Biden: U.S. will act if China attacks Taiwan
President Joe Biden said the U.S. military would intervene to defend Taiwan in any attack from China, comments that appeared to break from the longstanding U.S. policy of “strategic ambiguity” before they were walked back by White House officials.
Asked during a press briefing on Monday in Tokyo whether the U.S. would be willing to get involved militarily to defend Taiwan after not doing so in Ukraine, Biden said, “Yes — it’s a commitment we made.”
“We agree with the One China policy, we signed onto it and all the attendant agreements made from there,” Biden added. “But the idea that — that it can be taken by force, just taken by force, is just not — it’s just not appropriate. It will dislocate the entire region and be another action similar to what happened in Ukraine.
“It’s a burden that’s even stronger,” he added.
Earlier in the briefing, Biden had said that U.S. policy toward Taiwan
“has not changed at all.” A White House spokeswoman repeated that comment after Biden’s remarks, saying the president reiterated the United States’ “One China Policy” and its commitment under the Taiwan Relations Act to provide Taiwan with the military means to defend itself.
White House officials later said that Biden simply meant the U.S. would provide military equipment to Taiwan, not send troops to defend the island if China attacks, which would constitute a landmark shift in policy.
Since taking office, Biden has repeatedly used language about Taiwan that appeared to alter policy in place since around the time the U.S. switched diplomatic recognition to Beijing. Last year, Biden or his aides needed to clarify his remarks on Taiwan on at least four separate occasions, including his description of the island as “independent” — China’s oft-stated red line for an invasion.
His comments on Monday were particularly striking because they came at a high-profile event on his first trip to Asia. The U.S. policy of “strategic ambiguity” on Taiwan, which Biden has backed repeatedly during his time in Washington, is intended to minimize the risk of a direct conflict with China, which claims the separately governed island as part of its territory despite never controlling it.
Biden’s remarks angered Beijing, which has warned the U.S. repeatedly over its increased support for Taiwan.
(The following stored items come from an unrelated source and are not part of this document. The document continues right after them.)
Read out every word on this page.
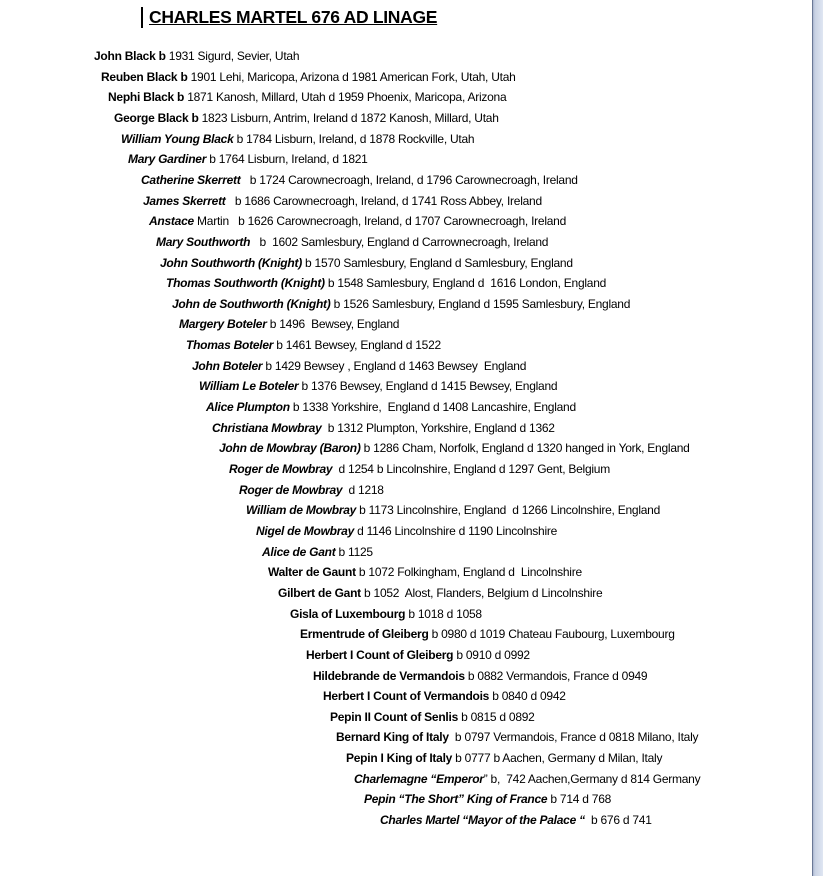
CHARLES MARTEL 676 AD LINAGE
John Black b 1931 Sigurd, Sevier, Utah
Reuben Black b 1901 Lehi, Maricopa, Arizona d 1981 American Fork, Utah, Utah
Nephi Black b 1871 Kanosh, Millard, Utah d 1959 Phoenix, Maricopa, Arizona
George Black b 1823 Lisburn, Antrim, Ireland d 1872 Kanosh, Millard, Utah
William Young Black b 1784 Lisburn, Ireland, d 1878 Rockville, Utah
Mary Gardiner b 1764 Lisburn, Ireland, d 1821
Catherine Skerrett   b 1724 Carownecroagh, Ireland, d 1796 Carownecroagh, Ireland
James Skerrett   b 1686 Carownecroagh, Ireland, d 1741 Ross Abbey, Ireland
Anstace Martin   b 1626 Carownecroagh, Ireland, d 1707 Carownecroagh, Ireland
Mary Southworth   b  1602 Samlesbury, England d Carrownecroagh, Ireland
John Southworth (Knight) b 1570 Samlesbury, England d Samlesbury, England
Thomas Southworth (Knight) b 1548 Samlesbury, England d  1616 London, England
John de Southworth (Knight) b 1526 Samlesbury, England d 1595 Samlesbury, England
Margery Boteler b 1496  Bewsey, England
Thomas Boteler b 1461 Bewsey, England d 1522
John Boteler b 1429 Bewsey , England d 1463 Bewsey  England
William Le Boteler b 1376 Bewsey, England d 1415 Bewsey, England
Alice Plumpton b 1338 Yorkshire,  England d 1408 Lancashire, England
Christiana Mowbray  b 1312 Plumpton, Yorkshire, England d 1362
John de Mowbray (Baron) b 1286 Cham, Norfolk, England d 1320 hanged in York, England
Roger de Mowbray  d 1254 b Lincolnshire, England d 1297 Gent, Belgium
Roger de Mowbray  d 1218
William de Mowbray b 1173 Lincolnshire, England  d 1266 Lincolnshire, England
Nigel de Mowbray d 1146 Lincolnshire d 1190 Lincolnshire
Alice de Gant b 1125
Walter de Gaunt b 1072 Folkingham, England d  Lincolnshire
Gilbert de Gant b 1052  Alost, Flanders, Belgium d Lincolnshire
Gisla of Luxembourg b 1018 d 1058
Ermentrude of Gleiberg b 0980 d 1019 Chateau Faubourg, Luxembourg
Herbert I Count of Gleiberg b 0910 d 0992
Hildebrande de Vermandois b 0882 Vermandois, France d 0949
Herbert I Count of Vermandois b 0840 d 0942
Pepin II Count of Senlis b 0815 d 0892
Bernard King of Italy  b 0797 Vermandois, France d 0818 Milano, Italy
Pepin I King of Italy b 0777 b Aachen, Germany d Milan, Italy
Charlemagne “Emperor” b,  742 Aachen,Germany d 814 Germany
Pepin “The Short” King of France b 714 d 768
Charles Martel “Mayor of the Palace “  b 676 d 741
Foreign Ministry spokesman Wang Wenbin on Monday said China deplored Biden’s comments and said the U.S. should refrain from sending the wrong message “to avoid causing grave damage to bilateral relations.”
“On issues bearing on China’s core interests, including its sovereignty and territorial integrity, there is no room for compromise or concession,” Wang said.
Yang Jiechi, Beijing’s top diplomat, last week issued a similar warning to national security adviser Jake Sullivan.
“If the U.S. side insists on playing the Taiwan card and goes further and further down the wrong road, it will certainly lead to a dangerous situation,” he said.
Taiwan thanked Biden for his remarks, saying they showed the U.S.’s promises toward the island were “rock solid.”
“Our government remains unwavered in its resolve to firmly defend Taiwan’s freedom, democracy and security,” Taiwan’s Foreign Ministry said in a statement. “We will continue to enhance our selfdefense capabilities, and deepen cooperation with like-minded countries including the U.S. and Japan to jointly safeguard security in the Taiwan Strait and rule-based international order.”
In May 2021, Biden’s Asia czar Kurt Campbell told a Financial Times conference that there would be “significant downsides” if the U.S. declared it would defend Taiwan from a Chinese attack. He called for maintaining “strategic ambiguity” toward the island, the newspaper reported.